Step 1: Don’t trust caller ID. Technology can be fooled. Customer verification procedures need to be followed no matter what the caller ID says.

Step 2: Don’t rely on what an unknown or untrusted source says or implies. Successful pretext calling is all about gaining the trust of the person being called.

Step 3: Put policies in place. Effective policies cause minimal offense to legitimate requesters but can potentially deter pretext callers.

Step 4: Effective policies incorporate features pretext callers are known to dislike such as customer verification procedures which go beyond social security number.

Step 5: Remember that you, not the caller, are in control.

Step 6: Use diplomacy and tact in declining a request.

Step 7: Invest in a security education and awareness program to raise security awareness regularly.

Step 8: Train your employees to contact their manager and information security officer if a call seems suspicious.

Step 9: Management should support staff when they follow policy.

The second type of social engineering attack is the phishing email attack. According to a recent Huffington Post article, JPMorgan Chase customers were targeted by such an attack as recently as August 2014, when hackers sent bogus emails that prompted the customer to enter their account credentials and in an attempt to download malicious software onto their computers. This type of attack can happen to any bank of any size. The example above is a common example of a customer phishing attack. As this article is more focused on mitigating internal threats, the following are some steps a bank can take to reduce the risk of a successful phishing attack which targets bank employees.

Step 1: Invest in a security education and awareness program to raise security awareness.

Step 2: Organize regular campaigns to maintain user awareness. Education is not a once a year deal.

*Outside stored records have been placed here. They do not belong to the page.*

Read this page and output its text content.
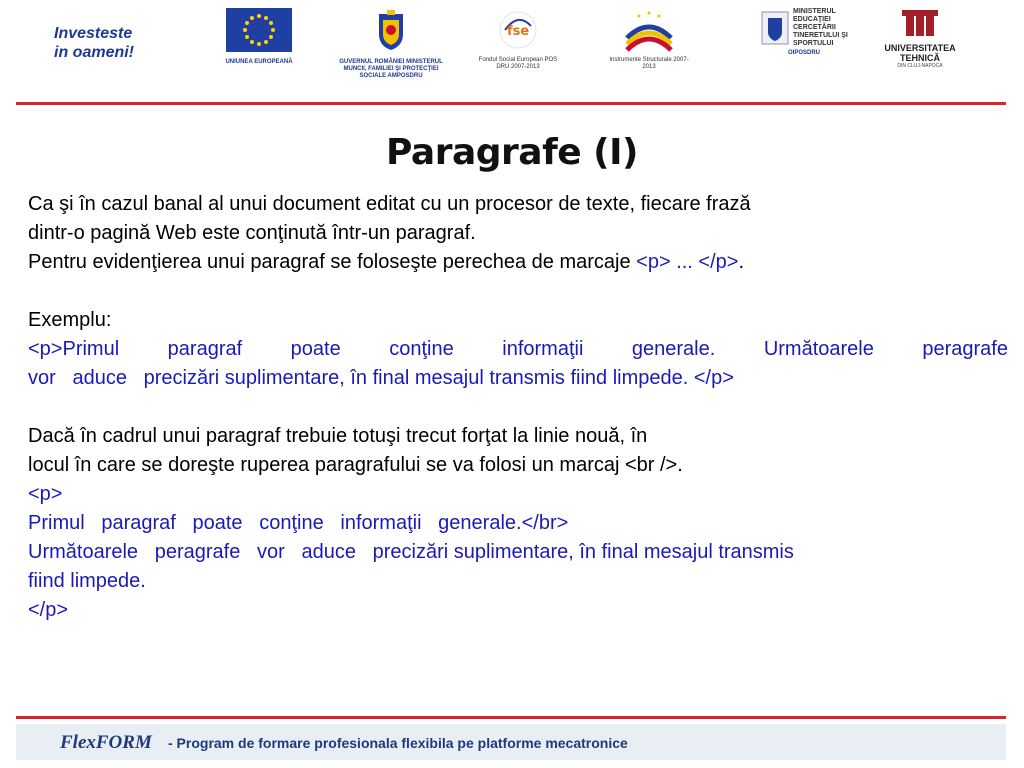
Investeste
in oameni!
UNIUNEA EUROPEANĂ	GUVERNUL ROMÂNIEI MINISTERUL MUNCII, FAMILIEI ŞI PROTECŢIEI SOCIALE AMPOSDRU
fse
Fondul Social European POS DRU 2007-2013
Instrumente Structurale 2007-2013
MINISTERUL EDUCAŢIEI CERCETĂRII TINERETULUI ŞI SPORTULUI
OIPOSDRU	UNIVERSITATEA TEHNICĂ
DIN CLUJ-NAPOCA
Paragrafe (I)

Ca şi în cazul banal al unui document editat cu un procesor de texte, fiecare frază

dintr-o pagină Web este conţinută într-un paragraf.

Pentru evidenţierea unui paragraf se foloseşte perechea de marcaje <p> ... </p>.

Exemplu:

<p>Primul paragraf poate conţine informaţii generale. Următoarele peragrafe

vor   aduce   precizări suplimentare, în final mesajul transmis fiind limpede. </p>

Dacă în cadrul unui paragraf trebuie totuşi trecut forţat la linie nouă, în

locul în care se doreşte ruperea paragrafului se va folosi un marcaj <br />.

<p>

Primul   paragraf   poate   conţine   informaţii   generale.</br>

Următoarele   peragrafe   vor   aduce   precizări suplimentare, în final mesajul transmis

fiind limpede.

</p>

FlexFORM - Program de formare profesionala flexibila pe platforme mecatronice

Step 3: Train your employees to call the bank’s help desk or contact their manager if an email seems suspicious.

Step 4: Tell users not to click on links, download files or open attachments in emails from unknown senders. Think before you click.

Step 5: Using a spam appliance or add-in is not a “fit and forget” exercise; maintenance is required, from manual oversight of the spam queues to maintenance of its parameter settings.

Step 6: Limit the impact. Ensure that anti-virus, anti-spyware and anti-malware applications are maintained and up-to-date, and that applications and operating systems are up to date and fully patched.

Pretext calling and targeted phishing emails are two major social engineering attack scenarios that all banks face. Pretext calling has been and will continue to be a threat for the foreseeable future. Steps can be taken to better protect the bank and the bank’s customer information against these attacks. Technology may help solve phishing email attacks in the future, but steps such as ensuring training and education are ongoing can be taken today to mitigate current risk. The protection of nonpublic personal information should be a goal of all financial institutions, and proactive steps are available to mitigate the risk of these threats.

Published in Western Independent Bankers Association’s Technology & Security Digest, Issue 24 – December 2014.